Comprendre le Mal-Être du Lundi Matin : Un Fléau Croissant

Avez-vous déjà entendu parler du phénomène du « scaries Sunday », ou « l’angoisse du dimanche soir » ? Ce type de malaise, validé par des études scientifiques, correspond à un blues de fin de week-end qui se manifeste surtout le dimanche.

Il s’exprime par une sensation de stress, d’angoisse et de tristesse face à la perspective du retour au travail. Mais si l’on explorait l’idée que cette appréhension n’est pas uniquement associée au lundi matin, mais qu’elle pourrait révéler des enjeux plus profonds ?

Pourquoi le lundi matin est-il si redouté ?

Selon les analyses de Christian Richomme, psychanalyste et auteur basé à Paris, le réel problème ne réside peut-être pas dans le lundi lui-même, mais plutôt dans ce qu’il met en lumière : “Chaque début de semaine est un reflet, parfois douloureux, du malaise latent qui s’installe dans notre vie pro, et parfois même au-delà. Le “syndrome du lundi matin” dépasse la simple paresse : c’est une corrélation interne, un appel discret du corps et de l’esprit. Il est essentiel d’apprendre à écouter ces signaux.”

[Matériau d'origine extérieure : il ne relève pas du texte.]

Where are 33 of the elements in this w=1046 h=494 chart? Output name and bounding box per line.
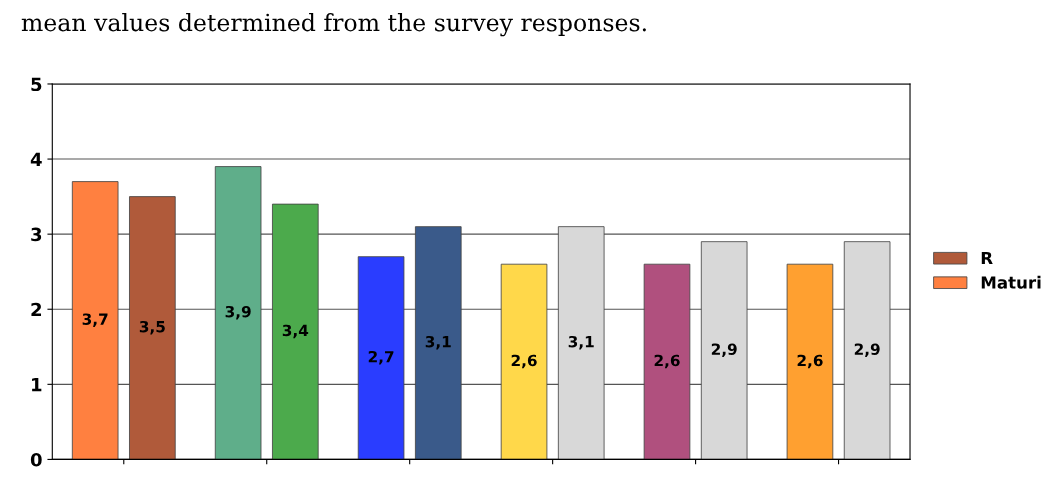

Ce mal-être peut se manifester à travers plusieurs signes, tels qu’une fatigue persistance, un brouillard mental ou un désir de fuir ses responsabilités, qui parlent de votre état de santé physique et psychologique : “Si vous ressentez un poids dès le réveil, une angoisse à l’idée de retourner au bureau, un état d’irritabilité sans raison apparente, des soucis d’endormissement dimanche soir (le “Sunday night syndrome”), comme des insomnies, des rêves troublés ou des crispations physiques, tels que des douleurs abdominales… Cela en dit long sur un problème sous-jacent,” souligne le spécialiste.

“Le lundi matin ne devrait pas être un fardeau”

Étonnamment, ces signaux d’alarme ne doivent pas être ignorés : “Ils signalent un décalage intérieur, rappelle Richomme, vous n’êtes plus en phase avec votre quotidien professionnel.” Des motivations s’estompent, et un climat relationnel néfaste s’installe : “Le lundi se transforme alors en une confrontation implacable à un milieu qui fait mal, où l’on se sent marginalisé, jugé ou sous-estimé.”

Une surcharge émotionnelle peut se manifester par un stress chronique, un surmenage mental ou un manque de reconnaissance : “Le réservoir émotionnel étant vide, le corps alerte directement là où l’esprit cherche à rationaliser,” précise l’expert.

Comment briser ce cycle négatif ?

Pour sortir de ce schéma, plusieurs recommandations sont proposées par l’expert :

  • Exprimez vos ressentis : Mettre des mots sur vos émotions permet de rétablir une forme de contrôle. Ce que vous vivez n’est pas anodin, mais un indicateur de votre état.
  • Réévaluez votre environnement professionnel : « Qu’est-ce qui cloche ? Est-ce votre rôle, l’ambiance générale ou un déséquilibre dans votre vie ? Un simple ajustement ou un dialogue pourrait transformer votre expérience, » suggère l’expert.
  • Redécouvrez le sens de votre travail : Interrogez-vous sur les raisons qui vous ont poussé vers ce métier. La reconnexion à votre motivation initiale pourrait raviver un élan inspirant ou vous orienter vers un changement.
  • Consultez un professionnel : Un thérapeute peut aider à déceler les récurrences émotionnelles, telles que la peur de l’échec ou des loyautés familiales. Ce que vous ressentez le lundi matin peut avoir des racines plus anciennes.
  • Changez de perspective : “Et si ce sentiment de saturation face au lundi était un catalyseur de changement ? Un guide intérieur pour réévaluer ce que vous vivez et envisager d’autres possibilités ?”, insiste le psychanalyste.

Pour Richomme, le lundi matin ne devrait pas être considéré comme une épreuve : “Si chaque semaine débute comme un obstacle à surmonter, il est peut-être temps de se réécouter. (…) Le véritable courage n’est pas de maintenir le cap, mais de reconnaître ce qui ne nous convient plus. Parfois, cette première étape débute… un lundi matin.”